The Sig Sauer BLK SbR Elite Copper Duty Ammo brings 120-grains to the table. (Photo: Josh Wayner)
Sig Sauer recently released a new 300 Blackout ammo offering for shooters looking to elevate their short barrel game. The 300 BLK SBR Elite Copper Duty Ammo aims to bring more capabilities to AR shooters, delivering a new round designed specifically for short-barrel firearms. As something of an ammo guy, I wanted to bring the Guns.com readers an in-depth look at the brand-new Sig Sauer 300 Blackout 120-grain Short Barrel load.
Unpacking the Sig 300 Blackout
While the box is relatively unassuming, what lies within is anything but. The load is visually appealing and features a long, slender copper projectile, blackened brass, and a silver primer. The cartridges resemble classic Russian military ammo. Unlike the old Soviet ammo, the Sig load is not lacquer coated.
Russian ammo cases were traditionally made of steel and had a thin coating on them to allow for extraction and to reduce wear on the gun. Sig’s opts for a brass case with a dark, non-reflective wash. This quality is both attractive and distinct from other 300 Blackout ammunition.
Surprisingly, most makers do not build 300 BLK ammo for short barrels despite the fact that most people consider the cartridge to be dedicated to short pipes. This is the same problem that exists with cartridges like .38 Special. Ultimately, this means ballistics on the box aren’t always what you get when you fire.
The ammo performed well during testing, holding up against a variety of targets. (Photo: Josh Wayner)
Understanding the 300 BLK requires forgetting everything you know about rifle rounds. The round is in a class of its own and is more akin to 30 Carbine and .45 ACP than it is 5.56mm, 308 Win or 6.5 Grendel, but it plays in the same fields as the latter rifle rounds. The round reaches peak pressure and velocity in only a few inches of travel in the barrel due to the fast-burning magnum pistol powder it uses. This allows it to be chambered and used in barrels as short as 5-inches but also in barrels three times as long or longer. The execution of the Sig 120-grain Short Barrel load is extraordinary as it managed to tackle three difficult things perfectly — accuracy, velocity and bullet performance.
Testing the 300 Blackout
Just for fun to test these loads out, I loaded them into Magpul PMAGs dyed to look like the famous AK-74 bakelite mags so common in 1980’s action films. The gun used to test the Sig ammo sported a Faxon Firearms 7.5-inch barrel. This barrel is well-used despite being two years old and has seen roughly 10,000 rounds. I trust this barrel to deliver accuracy as it has shown very little, if any, change in group size for control ammunition over time. A control load is handy as it gauges barrel performance over the life of the barrel. Control ammo for this review is handload featuring a 125-grain bullet and prepared to match-grade standards.

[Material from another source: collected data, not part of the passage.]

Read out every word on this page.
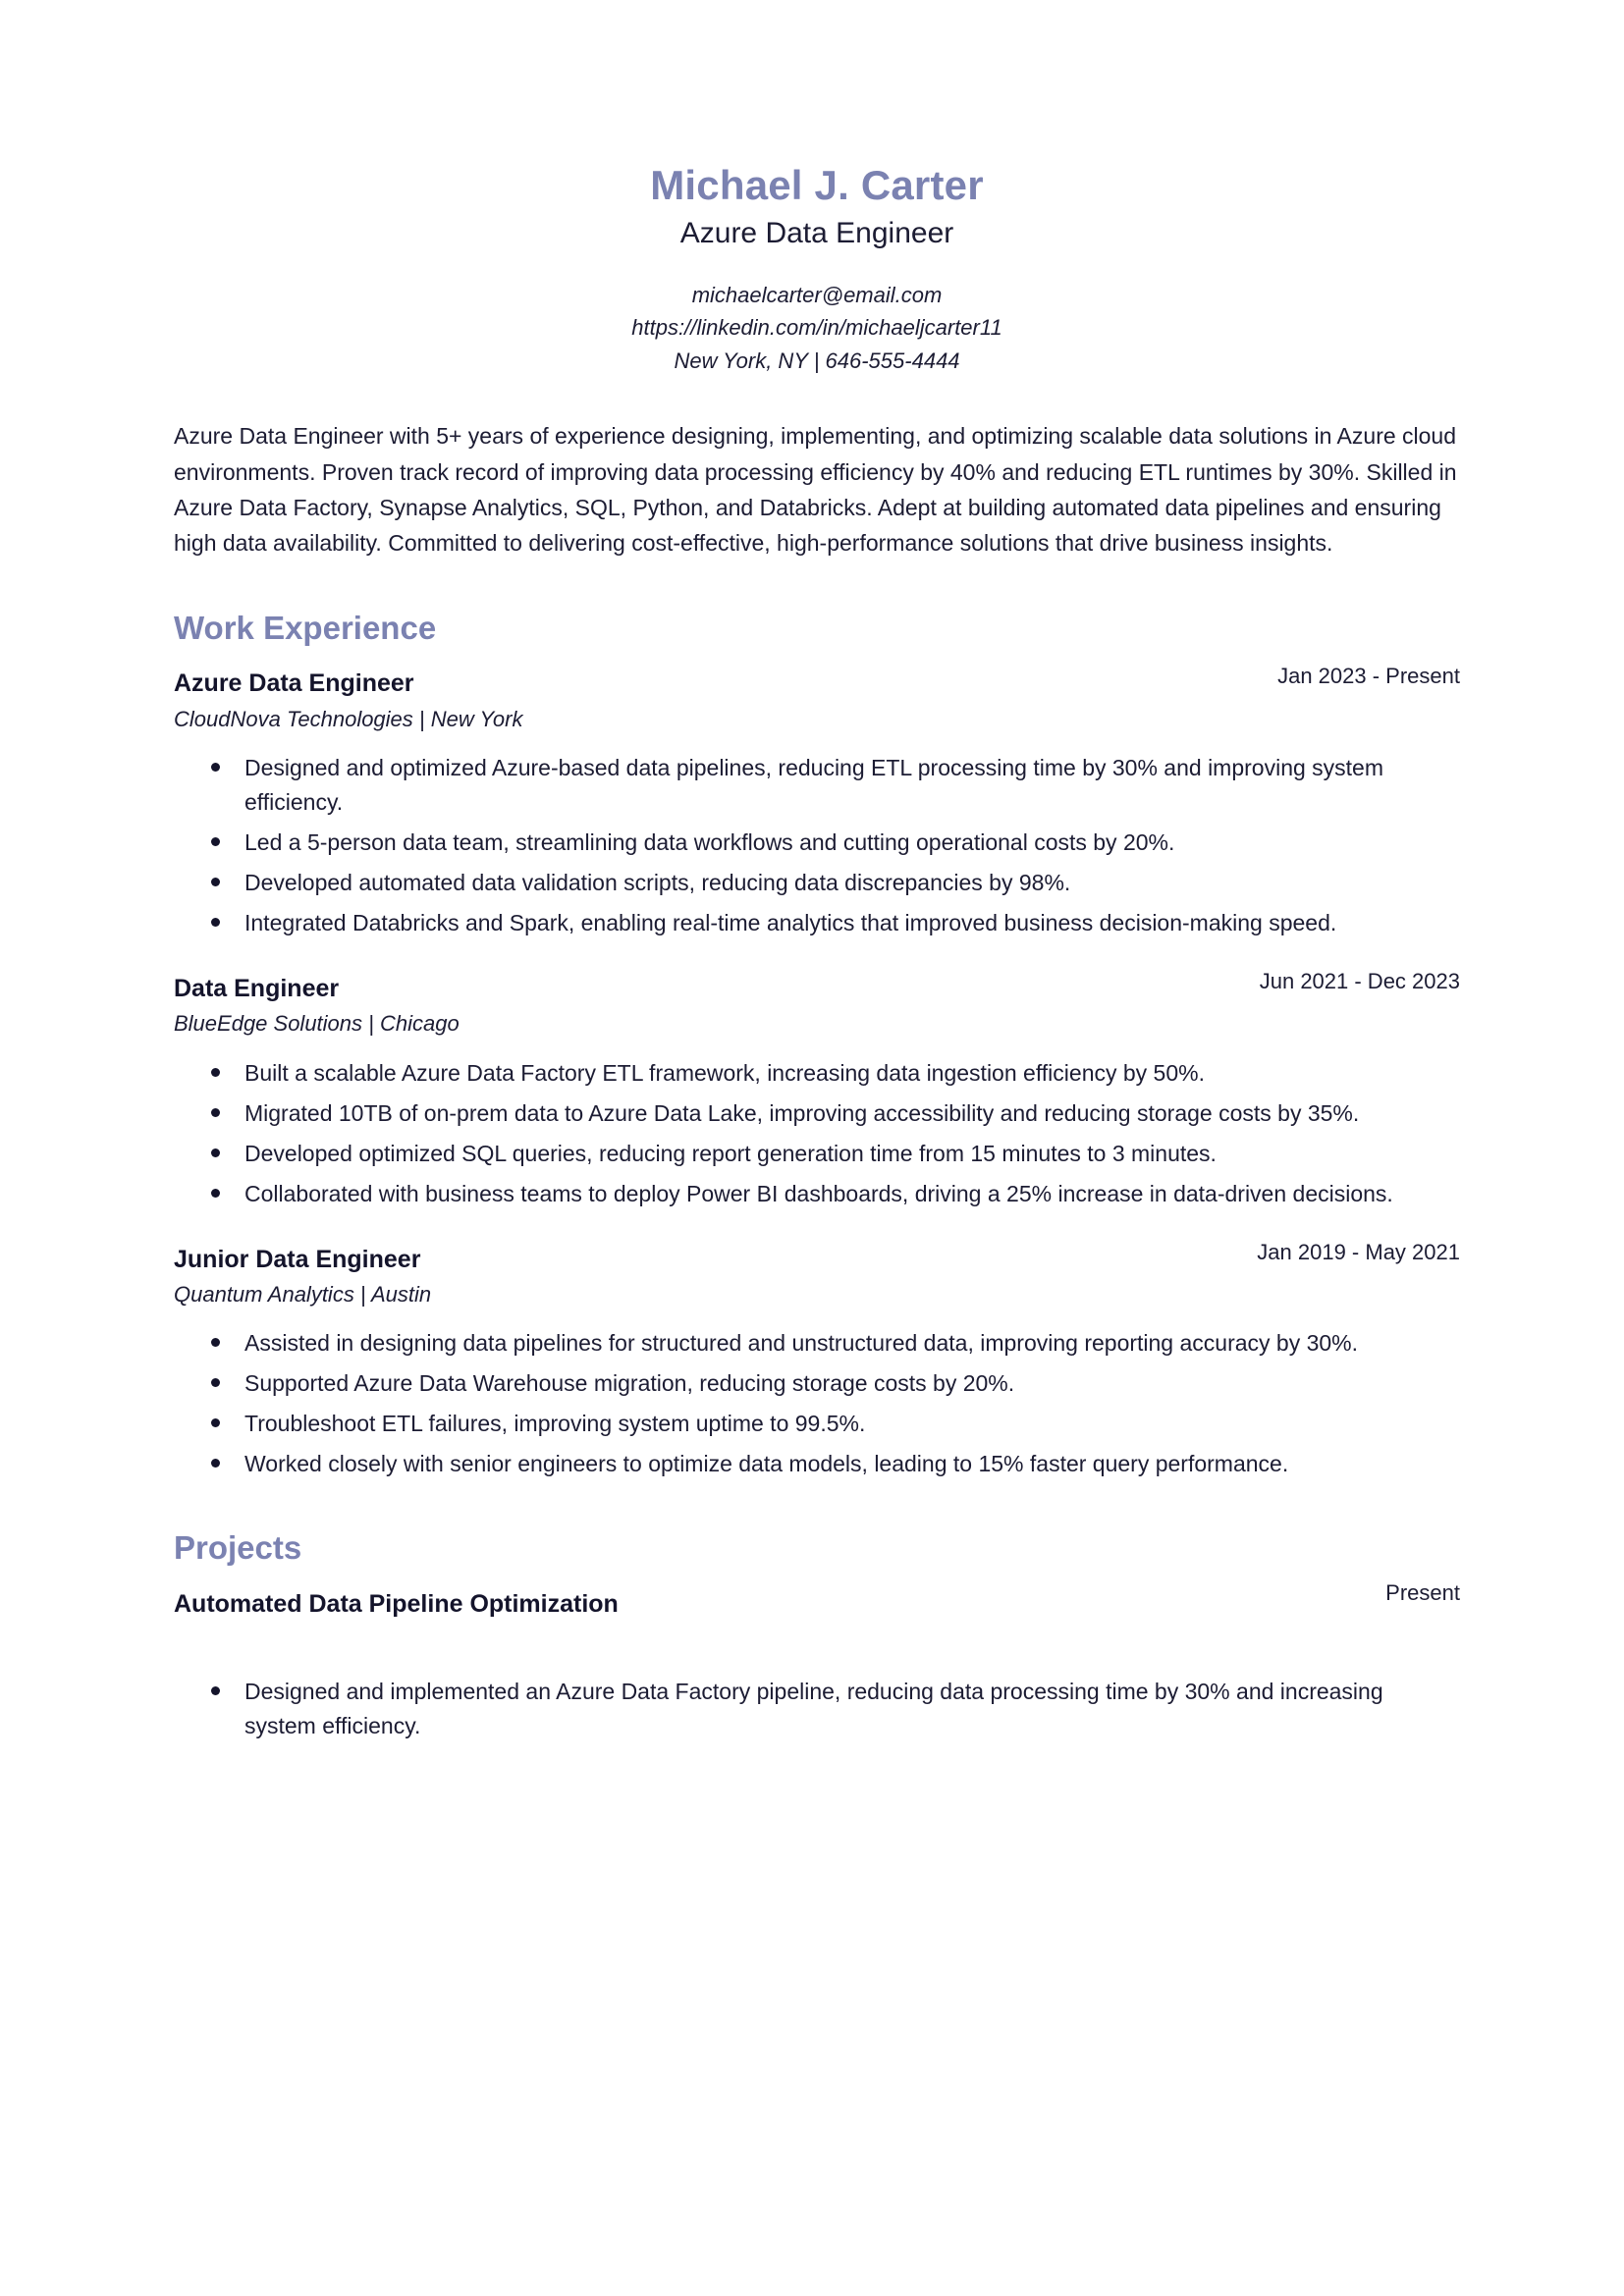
Michael J. Carter
Azure Data Engineer
michaelcarter@email.com
https://linkedin.com/in/michaeljcarter11
New York, NY | 646-555-4444
Azure Data Engineer with 5+ years of experience designing, implementing, and optimizing scalable data solutions in Azure cloud environments. Proven track record of improving data processing efficiency by 40% and reducing ETL runtimes by 30%. Skilled in Azure Data Factory, Synapse Analytics, SQL, Python, and Databricks. Adept at building automated data pipelines and ensuring high data availability. Committed to delivering cost-effective, high-performance solutions that drive business insights.
Work Experience
Azure Data Engineer	Jan 2023 - Present
CloudNova Technologies | New York
Designed and optimized Azure-based data pipelines, reducing ETL processing time by 30% and improving system efficiency.
Led a 5-person data team, streamlining data workflows and cutting operational costs by 20%.
Developed automated data validation scripts, reducing data discrepancies by 98%.
Integrated Databricks and Spark, enabling real-time analytics that improved business decision-making speed.
Data Engineer	Jun 2021 - Dec 2023
BlueEdge Solutions | Chicago
Built a scalable Azure Data Factory ETL framework, increasing data ingestion efficiency by 50%.
Migrated 10TB of on-prem data to Azure Data Lake, improving accessibility and reducing storage costs by 35%.
Developed optimized SQL queries, reducing report generation time from 15 minutes to 3 minutes.
Collaborated with business teams to deploy Power BI dashboards, driving a 25% increase in data-driven decisions.
Junior Data Engineer	Jan 2019 - May 2021
Quantum Analytics | Austin
Assisted in designing data pipelines for structured and unstructured data, improving reporting accuracy by 30%.
Supported Azure Data Warehouse migration, reducing storage costs by 20%.
Troubleshoot ETL failures, improving system uptime to 99.5%.
Worked closely with senior engineers to optimize data models, leading to 15% faster query performance.
Projects
Automated Data Pipeline Optimization	Present
Designed and implemented an Azure Data Factory pipeline, reducing data processing time by 30% and increasing system efficiency.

The load averaged 2.5-inches at 100-yards for 50 rounds and ten groups, which to many isn’t impressive, but to me, it is pure gold. The 300 BLK is essentially a pistol round that masquerades as a rifle round and behaves as such. The cartridge uses pistol powder and pistol ammo tolerances as far as accuracy is concerned. Extraction and ejection were healthy with no Signs of overpressure or primer separation.
The velocity of this round was calculated via an Oehler 35P chronograph. Sig’s box states a predicted velocity of 1,897 feet-per-second from a 6.75-inch barrel. The 7.5-inch barrel I used generated a bit more at 2,010 fps. The combination of the barrel used for this review and the adjustable bleed-off gas block from Superlative Arms on the gun produced a faster velocity. The standard deviation on this load was 51 fps for 20 rounds — fantastic for 300 BLK.
In bare gel, the lead free monolithic copper bullets expanded reliably. (Photo: Josh Wayner)
When it came to bullet performance, Sig did this one just right. I tested the load against barriers, bone, and in gel. The lead-free monolithic copper bullets performed with great repeatability in the mediums I tested it in. In bare gel, the bullets expanded reliably and passed fully through the 16-inch block from Clear Ballistics. Recovered projectiles maintained 99-percent of their weight, but it’s fair to say that they didn’t lose mass at all.
In bone and hard mediums, the bullets tended to pass through without expansion and then open up in the hiding behind. The recovered bullets were almost indistinguishable from the ones fired into bare gel and did not show Signs of material loss. Passing through bone yielded the occasional bullet that exited the gel completely, simply plopping out on the other side having lost most their energy.
The results I obtained with this ammunition were nothing short of exceptional. I have a great deal of experience with Sig Sauer ammunition and was pleased that they delivered here where so many others have failed. Out of the 25,000 or more rounds I have fired in the last several years, through a great many physical objects and barriers, I can honestly say that I was impressed with what Sig did here. Do yourself a favor and check out the 120-grain 300 BLK Short Barrel load for yourself. You’ll be glad you did.